Friday, 1 May 2009

1974 The New Seekers: You Won't Find Another Fool Like Me

Well it's nothing if not catchy - "You Won't Find Another Fool Like Me" leaves the traps on a jollyboys Dixieland beat that screams 'Good Times Here', but appearances are deceptive. "Even though you treat me like you do, babe, I'm so hooked on you I can't get free" - you don't need to be a card carrying feminist to find something distasteful about Lyn Paul's strident vocal that seeks to find virtue in being treated like a doormat and daring her bloke to leave for the sole reason he won't find anybody else to put up with all his shit. Judith Durham - vocalist with The 'old' Seekers - would never have entertained singing such a spineless 'I'm a clown' lyric which, quelle surprise, was written by two blokes (and Tony Macaulay and Geoff Stephens at that, two blokes who should have known better).

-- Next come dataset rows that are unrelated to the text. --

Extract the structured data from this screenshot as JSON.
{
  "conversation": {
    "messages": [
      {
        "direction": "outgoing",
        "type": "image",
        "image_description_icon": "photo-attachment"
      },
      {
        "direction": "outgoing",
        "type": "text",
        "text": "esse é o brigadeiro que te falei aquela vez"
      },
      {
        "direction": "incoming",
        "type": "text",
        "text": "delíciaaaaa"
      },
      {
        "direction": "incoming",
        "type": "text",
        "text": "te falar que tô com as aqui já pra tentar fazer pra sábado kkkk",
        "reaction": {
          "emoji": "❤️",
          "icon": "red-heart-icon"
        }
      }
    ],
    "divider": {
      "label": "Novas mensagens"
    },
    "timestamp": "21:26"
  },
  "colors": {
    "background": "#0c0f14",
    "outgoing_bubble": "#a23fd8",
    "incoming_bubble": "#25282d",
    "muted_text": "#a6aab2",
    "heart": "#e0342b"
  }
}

"No one else could love you like I do"; I bet this idea of 'love' is repeated nightly in battered women's refuges up and down the country. Except nobody there is honking an R&B saxophone riff in the background while the nurse is patching them up. "Sometimes I can't understand, what makes me the fool that I am", nor me Lyn love, but you needn't sound so bloody pleased with yourself because of it.